Grown Ups Review
Just Dave takes a look

Hi all, here is the new review from Just Dave about Grown Ups. Not much to say parta from the fact that I can’t wait to be one. Just waiting for IT to drop and I will be there. Here's the review:


If you aren’t a fan of Adam Sandler movies I would stay away, if you aren’t a fan of David Spade, Rob Schneider, Chris Rock and Kevin James’ movies then I would definitely avoid this like it was nobody’s business. Grown Ups is most likely 2010’s most impossible movie to review. There is no plot. There are no real performances. It just happens.

Grown Ups has an impressive cast for sure; Adam Sandler headlining the above mentioned, as well as Maya Rudolph (the under-rated Idiocracy), Maria Bello (A History Of Violence) and someone called Salma Hayek...but nobody really does anything... everyone is playing a variation of themselves, and they just hang out for two hours in a beautiful lake house. Of course the movie is somewhat generic and formulaic, and the soundtrack is so hackneyed that you barely notice it.

With every ounce of my better judgement I know that this is a horrible movie.

But I loved almost every second of it!

I guess with a film like this it’s pretty clear what you are expecting. The film-makers and cast aren’t exactly gunning for seats at the net Academy Awards. All that it’s trying to do is one thing: be funny, and if enjoy the odd bit of low brow humor done very well then you will love this.

When you see a cast like this, who all have so many hits and misses, you can’t help but walk into Grown Ups just feeling like it’s going to be awful.
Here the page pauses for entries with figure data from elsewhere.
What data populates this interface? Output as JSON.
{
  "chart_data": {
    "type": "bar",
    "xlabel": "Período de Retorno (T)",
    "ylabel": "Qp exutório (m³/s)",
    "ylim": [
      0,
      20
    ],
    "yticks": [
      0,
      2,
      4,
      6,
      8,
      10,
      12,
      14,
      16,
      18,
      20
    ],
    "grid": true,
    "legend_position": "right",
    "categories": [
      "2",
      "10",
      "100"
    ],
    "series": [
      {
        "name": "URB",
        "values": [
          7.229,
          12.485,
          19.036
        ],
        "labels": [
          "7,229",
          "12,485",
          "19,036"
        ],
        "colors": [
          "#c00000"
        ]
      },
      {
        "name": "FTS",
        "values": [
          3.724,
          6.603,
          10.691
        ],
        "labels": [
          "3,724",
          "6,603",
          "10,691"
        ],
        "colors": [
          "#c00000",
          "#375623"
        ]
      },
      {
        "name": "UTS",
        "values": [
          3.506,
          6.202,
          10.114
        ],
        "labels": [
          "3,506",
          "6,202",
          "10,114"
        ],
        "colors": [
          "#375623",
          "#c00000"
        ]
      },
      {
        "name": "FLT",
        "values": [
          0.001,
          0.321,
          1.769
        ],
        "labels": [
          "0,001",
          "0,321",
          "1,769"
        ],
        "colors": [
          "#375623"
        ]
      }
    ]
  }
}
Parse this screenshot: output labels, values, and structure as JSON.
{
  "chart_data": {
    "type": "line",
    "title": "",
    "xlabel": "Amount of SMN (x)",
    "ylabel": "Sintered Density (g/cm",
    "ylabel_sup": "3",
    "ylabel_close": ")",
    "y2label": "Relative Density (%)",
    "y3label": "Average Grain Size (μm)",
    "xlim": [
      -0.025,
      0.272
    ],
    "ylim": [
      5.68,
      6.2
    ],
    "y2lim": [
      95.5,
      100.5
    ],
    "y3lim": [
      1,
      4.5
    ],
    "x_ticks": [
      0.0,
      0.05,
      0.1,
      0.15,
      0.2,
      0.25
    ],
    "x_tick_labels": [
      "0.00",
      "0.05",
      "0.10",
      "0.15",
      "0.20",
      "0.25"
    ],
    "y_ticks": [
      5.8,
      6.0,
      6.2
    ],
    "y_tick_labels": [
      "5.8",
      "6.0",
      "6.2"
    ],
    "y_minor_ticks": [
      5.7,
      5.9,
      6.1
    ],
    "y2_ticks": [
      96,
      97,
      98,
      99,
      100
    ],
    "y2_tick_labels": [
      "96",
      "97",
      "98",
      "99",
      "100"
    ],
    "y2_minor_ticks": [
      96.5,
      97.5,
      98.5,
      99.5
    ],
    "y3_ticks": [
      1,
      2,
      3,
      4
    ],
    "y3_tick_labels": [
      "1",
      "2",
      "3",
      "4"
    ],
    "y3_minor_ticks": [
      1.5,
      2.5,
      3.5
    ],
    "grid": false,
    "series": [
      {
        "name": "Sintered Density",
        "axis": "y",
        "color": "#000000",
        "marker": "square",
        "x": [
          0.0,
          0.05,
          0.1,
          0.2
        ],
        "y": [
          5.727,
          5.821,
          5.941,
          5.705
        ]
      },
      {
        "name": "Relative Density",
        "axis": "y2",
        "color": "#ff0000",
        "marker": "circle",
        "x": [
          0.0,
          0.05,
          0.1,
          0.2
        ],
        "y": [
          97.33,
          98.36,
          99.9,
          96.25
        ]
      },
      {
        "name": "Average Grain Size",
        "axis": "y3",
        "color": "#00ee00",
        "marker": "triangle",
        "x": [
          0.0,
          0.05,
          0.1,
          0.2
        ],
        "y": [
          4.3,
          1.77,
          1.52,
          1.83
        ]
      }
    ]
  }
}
Happy Madison Adam Sandler’s production house is behind the movie and the company is almost the very definition of ‘hit and miss’. After their disgusting Paul Blart: Mall Cop they followed up with the enjoyable You don’t mess with the Zohan and then they...well...Rob Schnieder and David Spade are in Grown Ups too, and it’s hard to even remember their movies. Rob Schnieder has long since become a joke after South Park’s biting rip on him (the ironic thing is that he could very well be the funniest of the cast, if Kevin James wasn’t in it)...but then there’s Adam Sandler and Chris Rock; two hilarious comedians that trip up all the time, but manage to give us a Funny People or a Good Hair every now and then.
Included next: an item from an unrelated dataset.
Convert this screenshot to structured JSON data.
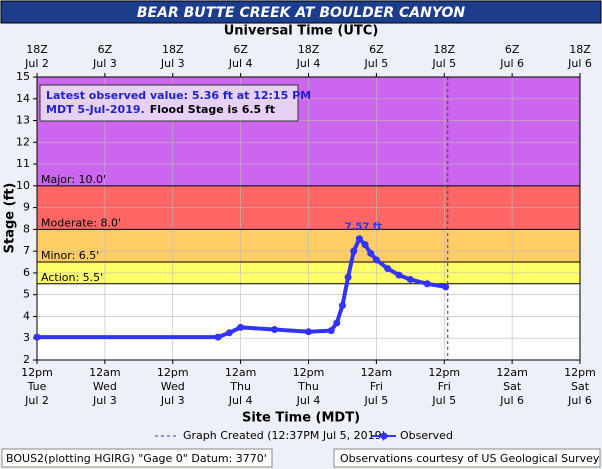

Suffice to say these people can be funny. They can be very, very funny. And in this movie i thought that they were. Only David Spade was particularly annoying, but he gets ripped on by the other cast the whole time so it works. In a movie where Kevin James and Rob Schnieder are actually funny you can only think it’s because of Sandler’s smarts. Sandler co-wrote this film, and he clearly knows his friends enough to utilize their strong suits. Did I mention this film was funny?

Grown Ups has no intention to be anything else.

The situation of the movie (to call it a ‘plot’ is stretching) is that everybody in the cast plays themselves, and they go on a holiday to a beautiful lake house, theres something about spreading the ash of their beloved deceased coach, but it’s really just an excuse. It’s kind of a rip on The Big Chill but since their is no real story I wouldn’t go that far.

The cast spend the movie ripping on each other like they are on a Comedy Central Roasting of each other. They fall over and the jokes are low brow, pissing and physical comedy fill every scene, but thats what it is. Like Billy Madison and Happy Gilmore it never attempts to do anything but showcase how funny the cast is.

Grown Ups is the type of movie where one character says “what do you want to do today?” and the other says “go to the water park” and then bam! All the characters are at the water park for the next twenty five minutes. The cast has a lot of fun, and because they are basically playing themselves they are able to interact with each-other just like you would imagine them to in real life, hence the movie winds up seeming like nothing but a holiday with these very funny people. They are having fun and frankly it just rubs right off onto you, and for me this is a reason worth watching the movie for.

Ultimately how much you like Grown Ups will depend on how funny you think the movie is. Against my better judgement, against everything I thought and had experienced of this hit and miss cast, I was laughing. I was laughing constantly, and since that’s all this movie tries to do, that should probably be all it should be judged against.

So go and see it, and if you don’t laugh, well there’s always Judd Apatow.